McDonald’s and Leo Burnett UK have collaborated with 16-24 year-olds to create a campaign that celebrates the brand’s authentic role in British youth culture. It showcases the unique way young adults have naturally taken ownership of the brand and celebrates the many ways they have made an invite to McDonald’s all their own.
As well as working with an ongoing collaborative panel of 16-24 year-olds, McDonald’s has been connecting with youth workers and youth projects across the country to provide access to welcoming and safe spaces. The key finding: young adults from across the nation see McDonald’s as one of the only public places they can really take ownership of.
The resulting campaign shows no food, no restaurants, and never even mentions McDonald’s by name, instead focusing on the insight that young adults own the invite to McDonald’s by creating their own personal nicknames for the brand. The work spans TV, OOH and social executions.
The 60” hero film, directed by Iconoclast, shows a chain reaction of young adults across the country inviting each other to McDonald’s. Each young adult uses their moniker for the brand, ranging from ‘Maccers’ to ‘McDizzles’, to nicknames signed in British Sign Language.
McDonald’s and Leo Burnett also invited young adults to take ownership of other brand elements across social channels. They’ve co-authored with the audience, through Street Interview style BTS content, where young cast members express how they take ownership over the brand.
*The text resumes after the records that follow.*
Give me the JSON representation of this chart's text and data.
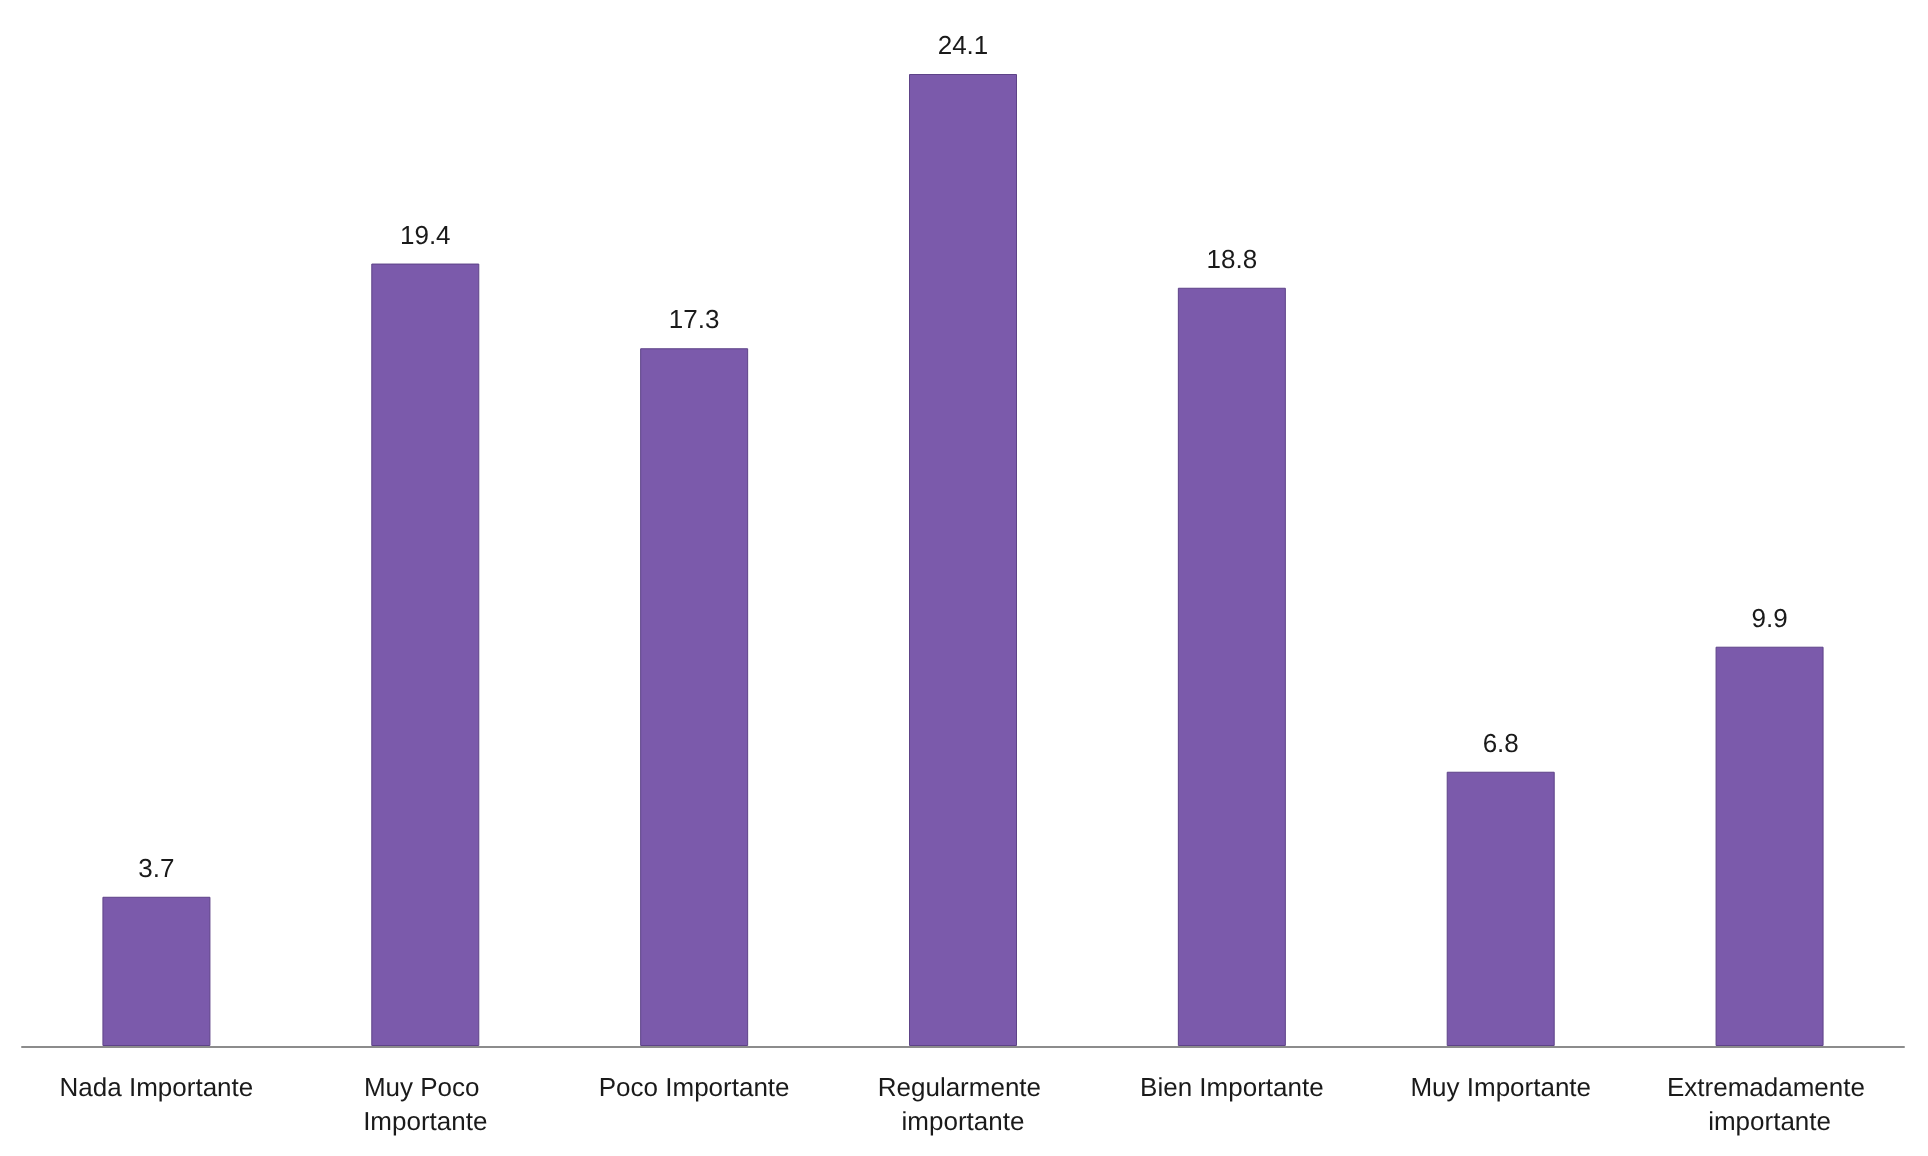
{
  "chart_data": {
    "type": "bar",
    "categories": [
      "Nada Importante",
      "Muy Poco Importante",
      "Poco Importante",
      "Regularmente importante",
      "Bien Importante",
      "Muy Importante",
      "Extremadamente importante"
    ],
    "values": [
      3.7,
      19.4,
      17.3,
      24.1,
      18.8,
      6.8,
      9.9
    ],
    "color": "#7b5aab",
    "data_labels": true
  }
}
Alongside this, McDonald’s have released a set of stickers, so young adults can customise their own invites to McDonald’s and send them onto their friends.
The OOH campaign will bring the nicknames for McDonald’s to life in a fresh evolution of the brand’s visual identity, across outdoor sites between the hours of 4-6pm.
Leo Burnett partnered with youth empowerment network We Rise Limited, organising workshops which enabled 14 young adults to co-create all aspects of the campaign. To ensure the campaign would resonate authentically with young adult audiences across the UK, Leo Burnett conducted community research with The Diversity Standards Collective.
Media was planned and bought by OMD UK, and PR was managed by Red Consultancy.
Matt Reischauer, marketing director, McDonald’s said, “When the team first presented this idea I was filled with joy, because it’s not always easy to be young. This is especially true today, with an increased lack of provisions and spaces for our young people. This campaign celebrates their wit, charm, and sometimes awkward realities and we are frankly honoured to be a place they choose to spend time together, where they can be themselves.”
Andrew Long and James Millers, executive creative directors, Leo Burnett UK, said, “Whether it’s Maccers, McD’s or even McDizzles, young adults all have their own slang for McDonald’s. This latest campaign celebrates that fan truth in a truly populist way, that we’ve co-created with our audience every step of the process.”